Ознакомительная версия.
В нижнем ящике реактивы для проявления и закрепления пленки и снимков, запасные линзы для объектива. В верхнем – фотобумага и фотопленка, пустые фотокассеты. Во втором ящике сверху – бумага для оформления готовых работ, во втором снизу – работы, которые ждут оформления. Сейчас Миленькому нужна была пленка.
Он вынул гвоздь и насилу выдвинул разбухший за зиму ящик комода. В полумраке разглядеть содержимое ящика было проблематично, поэтому Миленький на ощупь, одной рукой (другой он держал одеяло) вытаскивал из вороха бумаги маленькие бумажные коробочки из-под пленки и тряс у уха. Попадались лишь распакованные. Миленький, чтобы не вытаскивать одно и то же несколько раз, сминал пустые коробки и бросал к буржуйке. Он точно помнил, что должна была остаться минимум одна нетронутая пленка. Но она все не попадалась. Рассердившись, он начал шарить по ящику обеими руками. Одеяло свалилось, Миленький мгновенно покрылся гусиной кожей, но он не обратил на это внимания. Перспектива остаться совсем без пленки в этот прекрасный солнечный день угнетала.

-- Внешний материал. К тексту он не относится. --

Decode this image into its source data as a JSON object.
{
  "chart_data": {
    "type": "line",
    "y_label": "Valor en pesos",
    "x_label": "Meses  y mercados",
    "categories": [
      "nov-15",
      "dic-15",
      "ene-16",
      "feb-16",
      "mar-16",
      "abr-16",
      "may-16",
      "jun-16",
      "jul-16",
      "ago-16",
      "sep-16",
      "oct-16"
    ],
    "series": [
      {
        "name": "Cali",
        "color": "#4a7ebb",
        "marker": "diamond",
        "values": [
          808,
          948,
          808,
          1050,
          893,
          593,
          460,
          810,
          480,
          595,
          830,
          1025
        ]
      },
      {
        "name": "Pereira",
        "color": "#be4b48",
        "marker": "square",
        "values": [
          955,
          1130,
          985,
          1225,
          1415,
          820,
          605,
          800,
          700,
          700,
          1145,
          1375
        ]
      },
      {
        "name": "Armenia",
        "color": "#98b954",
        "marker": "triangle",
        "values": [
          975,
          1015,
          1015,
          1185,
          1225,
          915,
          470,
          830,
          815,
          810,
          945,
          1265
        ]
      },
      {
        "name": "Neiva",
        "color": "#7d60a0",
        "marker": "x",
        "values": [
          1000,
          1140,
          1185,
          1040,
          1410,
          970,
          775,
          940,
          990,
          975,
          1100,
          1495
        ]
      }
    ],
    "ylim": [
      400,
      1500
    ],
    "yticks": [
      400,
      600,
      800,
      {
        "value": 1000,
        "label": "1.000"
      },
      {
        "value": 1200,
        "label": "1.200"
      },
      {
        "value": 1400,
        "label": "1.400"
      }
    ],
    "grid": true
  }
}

Очередная коробочка полетела к печке, но, прежде чем она ударилась о железный бок буржуйки, Миленький понял – нашел! Коробочка была тяжелее, не смялась в руке, и выбросил он ее машинально, как и десять предыдущих. Упав на колени, Миленький на карачках подполз к находке и недоверчиво поднял с пола.
«Свема», зелененькая. 64 ГОСТ. 19 DIN. 64 ASA. Время проявления 5 мин. Обработать до 10.1980 г. Эмульсия № 3234. Цена 35 коп. 36 кадров. Как она затесалась среди прочих, голубеньких, со светочувствительностью 32? Непросроченная? Определенно, день, начавшийся так неудачно, вдруг засверкал новыми, доселе невиданными красками. Теперь самым главным было эту сказочную удачу не просрать.
С радостными воплями Миленький выскочил на улицу в одних котах и завопил «Ура!», потрясая при этом тоненькими и сухими, как ветки боярышника, руками.
Дворняги, добившиеся наконец благосклонности единственной среди них дамы и теперь совокупляющиеся с ней в порядке живой очереди, не прерываясь, удивленно посмотрели на голого человека. Если бы они умели говорить и мозги их хотя бы на одну крохотную мыслишку были свободны от мыслей о сучке Найде, они бы хором спросили: «Миленький, ты чего?» Впрочем, морды у них и без того были красноречивы. Заметив стаю, Миленький смутился.
– Э… Ну ладно, вы тут это… продолжайте… извините. – И убежал обратно.
Дворняги продолжили. Увы, это было последнее в их жизни соитие, потому что по звонку командира пожарного расчета в санэпидемстанцию через три часа на свалку приехала бригада живодеров и перестреляла всех собак.
Эйфория слегка отпустила Миленького, он вспомнил, что, по сути, ничего еще не сделал, и принялся за работу.
Сначала нужно было заправить пленку в кассету. Пошарив в ящике, он выбрал наугад несколько пустых кассет, отсортировал парочку менее расшатанных, после чего раскидал тряпки на лежаке. Если бы Спиридонов на мгновение мог перенестись из парилки обратно в жилище Миленького, то увидел бы, что лежанкой служит опрокинутый на заднюю стенку старый кондовый платяной шкаф, родной брат комода. Но Спиридонов не мог перенестись, поэтому наличие шкафа еще какое-то время оставалось для него тайной. Внутри тайны был постелен домотканый коврик.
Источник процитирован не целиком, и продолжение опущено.